Requirements: Very often critics focus, mistakenly, on what they call the genocide or annihilation of the mixed peoples of Canaan, failing to note that first and foremost two things are made clear from the outset. First, that God will work with Israel to drive out the inhabitants, and destruction of the enemy is only the second option i.e. they are to clear the land of its existing pagan peoples by driving them out; that is the primary goal. Second, having done that Israel are to remain entirely distinct from these people who, it may be inferred, may try to sneak back into the land. Whatever happens Israel must not make any treaty with them to allow them to stay, intermarry with them, or worship their idols. All these things will weaken Israel’s resolve to be the holy people God calls them to be, to reveal Him to the rest of the world.

Alternative? It is sometimes helpful to try to see the much bigger picture. Under ‘Reasons for Expulsion’ above we noted the two ideas of judgment AND settlement. At the end of the project, God’s goal is a) to stop the awful things that were going on in the Land before Israel arrived, and b) provide a ‘clean and pure’ home in which Israel may settle and develop to be a light to the rest of the world revealing Him to that world. So, let’s listen to the critics therefore, just for a moment, and say, very well, if you don’t like this approach you think you find in the Bible, what alternative would you propose to achieve those two laudable end goals? I will suggest from the outset that any such alternatives will be completely unrealistic.

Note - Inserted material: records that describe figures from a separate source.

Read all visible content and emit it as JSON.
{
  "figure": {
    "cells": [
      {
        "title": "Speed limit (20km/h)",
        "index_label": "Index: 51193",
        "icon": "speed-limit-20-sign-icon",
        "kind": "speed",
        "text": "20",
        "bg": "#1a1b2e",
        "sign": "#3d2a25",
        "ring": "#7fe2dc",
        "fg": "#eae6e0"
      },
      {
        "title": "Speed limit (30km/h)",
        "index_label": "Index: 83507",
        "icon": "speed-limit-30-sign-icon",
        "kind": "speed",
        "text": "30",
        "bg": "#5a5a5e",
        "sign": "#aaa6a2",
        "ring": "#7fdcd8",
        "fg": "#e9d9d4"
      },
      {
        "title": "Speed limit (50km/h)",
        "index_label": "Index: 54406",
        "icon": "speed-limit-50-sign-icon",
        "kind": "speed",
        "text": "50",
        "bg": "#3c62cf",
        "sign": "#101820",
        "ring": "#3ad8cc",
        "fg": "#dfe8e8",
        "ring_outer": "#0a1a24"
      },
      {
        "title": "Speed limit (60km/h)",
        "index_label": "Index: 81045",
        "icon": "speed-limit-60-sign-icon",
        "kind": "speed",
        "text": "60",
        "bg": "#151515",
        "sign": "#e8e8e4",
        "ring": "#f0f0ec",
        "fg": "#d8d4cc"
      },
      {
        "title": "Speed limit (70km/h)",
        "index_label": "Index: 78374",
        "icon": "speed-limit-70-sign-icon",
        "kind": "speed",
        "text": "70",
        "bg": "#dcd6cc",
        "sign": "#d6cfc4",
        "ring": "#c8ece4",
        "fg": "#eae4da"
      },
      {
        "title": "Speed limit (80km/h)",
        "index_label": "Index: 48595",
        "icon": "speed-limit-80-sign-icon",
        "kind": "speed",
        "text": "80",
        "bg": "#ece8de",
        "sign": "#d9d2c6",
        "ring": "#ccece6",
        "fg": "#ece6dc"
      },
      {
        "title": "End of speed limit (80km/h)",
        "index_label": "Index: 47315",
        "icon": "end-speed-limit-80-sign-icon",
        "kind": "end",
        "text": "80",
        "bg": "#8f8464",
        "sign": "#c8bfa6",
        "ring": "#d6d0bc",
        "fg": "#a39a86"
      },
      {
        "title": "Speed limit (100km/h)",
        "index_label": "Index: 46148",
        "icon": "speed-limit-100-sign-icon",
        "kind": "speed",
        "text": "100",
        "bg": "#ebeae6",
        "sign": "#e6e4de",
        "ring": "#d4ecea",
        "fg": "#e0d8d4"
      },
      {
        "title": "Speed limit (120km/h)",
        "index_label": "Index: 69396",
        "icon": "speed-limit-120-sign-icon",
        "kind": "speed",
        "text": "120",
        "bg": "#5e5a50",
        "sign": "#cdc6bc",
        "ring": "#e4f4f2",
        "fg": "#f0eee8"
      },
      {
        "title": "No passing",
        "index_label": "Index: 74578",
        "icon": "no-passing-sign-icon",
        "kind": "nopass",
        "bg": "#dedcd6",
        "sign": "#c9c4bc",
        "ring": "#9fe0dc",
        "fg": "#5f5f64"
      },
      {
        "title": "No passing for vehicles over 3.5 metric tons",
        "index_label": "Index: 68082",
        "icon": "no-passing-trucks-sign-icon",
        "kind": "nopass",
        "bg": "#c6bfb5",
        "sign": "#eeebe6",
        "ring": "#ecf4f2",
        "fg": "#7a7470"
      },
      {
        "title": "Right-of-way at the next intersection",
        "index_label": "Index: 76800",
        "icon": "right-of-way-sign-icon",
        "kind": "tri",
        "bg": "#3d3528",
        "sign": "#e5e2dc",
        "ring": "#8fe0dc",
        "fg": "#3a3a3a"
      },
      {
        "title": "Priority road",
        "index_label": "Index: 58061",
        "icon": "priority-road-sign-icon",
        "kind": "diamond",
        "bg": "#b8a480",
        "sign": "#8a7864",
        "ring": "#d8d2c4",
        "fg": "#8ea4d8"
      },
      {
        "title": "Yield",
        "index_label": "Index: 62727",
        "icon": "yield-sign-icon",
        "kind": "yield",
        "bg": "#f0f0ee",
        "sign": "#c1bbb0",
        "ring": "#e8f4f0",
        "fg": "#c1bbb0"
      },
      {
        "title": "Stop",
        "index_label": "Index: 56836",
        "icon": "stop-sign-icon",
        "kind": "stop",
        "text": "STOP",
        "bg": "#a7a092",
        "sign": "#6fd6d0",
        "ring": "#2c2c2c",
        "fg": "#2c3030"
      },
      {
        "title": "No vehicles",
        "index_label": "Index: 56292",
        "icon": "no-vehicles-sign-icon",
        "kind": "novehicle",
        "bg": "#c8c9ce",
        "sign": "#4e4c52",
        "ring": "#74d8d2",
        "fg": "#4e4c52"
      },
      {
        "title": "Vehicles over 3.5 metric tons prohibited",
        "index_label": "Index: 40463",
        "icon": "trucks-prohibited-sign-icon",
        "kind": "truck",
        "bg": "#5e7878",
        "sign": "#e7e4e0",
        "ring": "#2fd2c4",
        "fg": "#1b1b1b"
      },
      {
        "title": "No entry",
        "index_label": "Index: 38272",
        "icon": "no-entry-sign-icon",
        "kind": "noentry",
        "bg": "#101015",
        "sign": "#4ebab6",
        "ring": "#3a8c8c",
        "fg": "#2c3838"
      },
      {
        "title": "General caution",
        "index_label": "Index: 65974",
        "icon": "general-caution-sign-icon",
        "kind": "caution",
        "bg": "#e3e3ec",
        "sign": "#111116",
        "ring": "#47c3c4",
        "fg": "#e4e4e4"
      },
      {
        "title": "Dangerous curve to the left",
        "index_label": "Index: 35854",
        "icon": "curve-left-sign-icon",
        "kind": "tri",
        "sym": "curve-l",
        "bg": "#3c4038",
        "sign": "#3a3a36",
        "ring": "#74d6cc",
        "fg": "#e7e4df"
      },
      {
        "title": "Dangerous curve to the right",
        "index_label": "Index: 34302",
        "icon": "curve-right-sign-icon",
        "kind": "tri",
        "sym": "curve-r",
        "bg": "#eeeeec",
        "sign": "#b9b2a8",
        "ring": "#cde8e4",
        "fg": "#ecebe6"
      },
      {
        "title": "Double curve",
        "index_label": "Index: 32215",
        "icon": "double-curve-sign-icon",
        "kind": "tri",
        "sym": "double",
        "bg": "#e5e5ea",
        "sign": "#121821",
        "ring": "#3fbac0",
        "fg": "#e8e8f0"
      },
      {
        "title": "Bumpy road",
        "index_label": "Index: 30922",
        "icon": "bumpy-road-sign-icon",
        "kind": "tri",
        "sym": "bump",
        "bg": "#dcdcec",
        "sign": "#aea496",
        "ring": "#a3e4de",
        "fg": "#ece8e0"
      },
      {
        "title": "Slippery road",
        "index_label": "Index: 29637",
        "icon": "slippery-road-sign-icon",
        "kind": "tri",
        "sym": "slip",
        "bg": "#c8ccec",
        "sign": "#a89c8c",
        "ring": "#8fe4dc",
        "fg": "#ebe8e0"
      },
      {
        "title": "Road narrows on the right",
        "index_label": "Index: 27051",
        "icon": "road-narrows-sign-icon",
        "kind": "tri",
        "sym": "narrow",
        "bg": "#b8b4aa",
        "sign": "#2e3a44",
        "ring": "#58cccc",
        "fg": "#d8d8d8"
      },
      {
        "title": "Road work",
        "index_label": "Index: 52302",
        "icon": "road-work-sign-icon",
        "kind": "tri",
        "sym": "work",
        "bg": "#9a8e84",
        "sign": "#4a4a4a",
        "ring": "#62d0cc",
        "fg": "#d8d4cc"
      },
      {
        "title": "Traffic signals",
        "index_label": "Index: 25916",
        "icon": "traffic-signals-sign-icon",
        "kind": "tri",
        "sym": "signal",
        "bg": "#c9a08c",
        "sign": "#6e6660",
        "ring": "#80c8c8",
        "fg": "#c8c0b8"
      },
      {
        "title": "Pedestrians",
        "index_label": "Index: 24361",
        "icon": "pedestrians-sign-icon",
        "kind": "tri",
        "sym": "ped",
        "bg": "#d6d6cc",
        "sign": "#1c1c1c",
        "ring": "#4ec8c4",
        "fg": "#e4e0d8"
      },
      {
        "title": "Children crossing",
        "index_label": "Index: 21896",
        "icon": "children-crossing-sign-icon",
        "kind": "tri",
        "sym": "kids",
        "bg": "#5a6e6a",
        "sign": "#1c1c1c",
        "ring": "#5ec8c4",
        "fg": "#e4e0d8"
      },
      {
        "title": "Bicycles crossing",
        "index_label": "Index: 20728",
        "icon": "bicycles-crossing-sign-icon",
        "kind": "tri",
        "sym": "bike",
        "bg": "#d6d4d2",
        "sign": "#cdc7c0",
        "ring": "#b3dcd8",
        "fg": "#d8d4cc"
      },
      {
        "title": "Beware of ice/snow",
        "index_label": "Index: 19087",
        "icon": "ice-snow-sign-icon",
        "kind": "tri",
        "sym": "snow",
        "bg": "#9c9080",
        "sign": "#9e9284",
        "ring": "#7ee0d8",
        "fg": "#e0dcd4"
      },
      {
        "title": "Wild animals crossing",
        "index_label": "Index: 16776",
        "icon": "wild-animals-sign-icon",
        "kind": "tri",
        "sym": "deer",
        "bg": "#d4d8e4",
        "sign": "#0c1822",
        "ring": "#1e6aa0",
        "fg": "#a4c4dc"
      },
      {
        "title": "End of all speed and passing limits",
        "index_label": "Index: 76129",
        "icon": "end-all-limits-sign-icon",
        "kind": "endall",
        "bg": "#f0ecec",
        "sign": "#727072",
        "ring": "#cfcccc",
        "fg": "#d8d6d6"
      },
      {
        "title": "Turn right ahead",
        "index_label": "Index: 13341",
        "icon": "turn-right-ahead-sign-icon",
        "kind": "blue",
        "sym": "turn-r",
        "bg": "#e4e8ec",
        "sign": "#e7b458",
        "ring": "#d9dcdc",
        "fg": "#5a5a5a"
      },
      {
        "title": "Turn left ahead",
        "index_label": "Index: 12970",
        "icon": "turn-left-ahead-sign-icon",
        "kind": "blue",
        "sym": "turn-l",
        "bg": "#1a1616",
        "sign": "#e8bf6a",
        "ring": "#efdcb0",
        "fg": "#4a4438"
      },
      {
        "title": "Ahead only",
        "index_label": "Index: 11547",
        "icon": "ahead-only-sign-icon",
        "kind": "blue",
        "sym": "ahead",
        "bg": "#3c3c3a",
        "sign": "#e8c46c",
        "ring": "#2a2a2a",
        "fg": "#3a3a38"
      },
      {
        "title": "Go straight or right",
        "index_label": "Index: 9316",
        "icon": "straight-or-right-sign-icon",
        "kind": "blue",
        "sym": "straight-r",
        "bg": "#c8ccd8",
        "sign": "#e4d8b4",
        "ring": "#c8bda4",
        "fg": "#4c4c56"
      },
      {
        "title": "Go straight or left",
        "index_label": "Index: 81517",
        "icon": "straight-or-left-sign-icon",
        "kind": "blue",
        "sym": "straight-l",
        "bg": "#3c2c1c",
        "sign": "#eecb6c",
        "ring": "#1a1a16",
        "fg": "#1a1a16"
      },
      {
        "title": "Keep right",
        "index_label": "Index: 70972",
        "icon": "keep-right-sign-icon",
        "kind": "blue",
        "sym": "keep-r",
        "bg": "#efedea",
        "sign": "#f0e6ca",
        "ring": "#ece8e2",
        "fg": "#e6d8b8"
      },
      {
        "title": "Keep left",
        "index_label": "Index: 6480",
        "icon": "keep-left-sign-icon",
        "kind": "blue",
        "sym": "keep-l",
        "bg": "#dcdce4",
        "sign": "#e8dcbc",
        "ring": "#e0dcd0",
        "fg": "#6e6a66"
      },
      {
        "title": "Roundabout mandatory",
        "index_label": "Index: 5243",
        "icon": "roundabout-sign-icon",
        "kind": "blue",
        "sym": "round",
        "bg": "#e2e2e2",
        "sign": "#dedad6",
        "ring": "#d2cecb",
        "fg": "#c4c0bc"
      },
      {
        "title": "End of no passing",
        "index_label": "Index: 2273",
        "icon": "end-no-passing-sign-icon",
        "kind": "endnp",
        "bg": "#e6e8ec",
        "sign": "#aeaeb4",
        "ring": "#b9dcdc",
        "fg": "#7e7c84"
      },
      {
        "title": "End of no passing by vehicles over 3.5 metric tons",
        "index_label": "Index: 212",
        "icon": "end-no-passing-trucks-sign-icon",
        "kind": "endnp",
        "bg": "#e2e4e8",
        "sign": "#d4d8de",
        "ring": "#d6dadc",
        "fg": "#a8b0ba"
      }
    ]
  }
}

Here’s my first unrealistic alternative: God sends representatives into Canaan to ask them to stop their occult practices, stop their child sacrifice, stop their superstitious worship of either unseen evil forces or simply wooden or metal models. If you think this multi-faceted, mixed bunch of fearful, occult driven and superstitious tribes (which is what they were) would take any notice of such representatives, you really do need to take a course in understanding people, and especially the causes and effects of occult activity and superstition.

Let’s try a second unrealistic alternative: God sends representatives from Israel into the Land who invite the occupants to become part of Israel, part of God’s experiment to show to the world an alternative way of living.  Now I have used the world ‘unrealistic’ twice here because the alternatives are always unrealistic in the face of the intransigence that is exhibited by human beings and observed so often in the Bible. Even today nations do not like their sovereignty being challenged. National pride is a very real issue, even in a greatly developed world of today.

Er, why…   Why have we been pondering on this rather unsavory aspect of human life? For two main reasons. First, to focus on the struggles of Israel is to focus on the sinfulness of mankind and if we are to understand Israel’s history and learn from it, we need to understand these things more clearly. Second, we have started to consider the taking of the Promised Land, partly to remove wrong preconceptions, but mainly to consider some of the dynamics in play and face up to the realities behind that episode of Israel’s history. It is the starting point of considering Israel’s life in the Land. As I said, it is rather unsavory but that is because that is the reality about human life, and we need to face that if we are to learn.

And So? This study has been, by necessity I think, a general overall view of the taking of the Land and I have sought to point out some of the key, salient features of what took place to more realistically face what took place. Put in its most simple summary form, what took place was

  1. Israel invaded the land but
  2. never completely cleared all the existing people out of it, so
  3. God said He would leave those peoples there to act as a check on Israel (Judg 2:1-3)

Because we have just provided outline notes and headings in this study we will, in the next study, take some of these items and flesh them out and see them in more detail.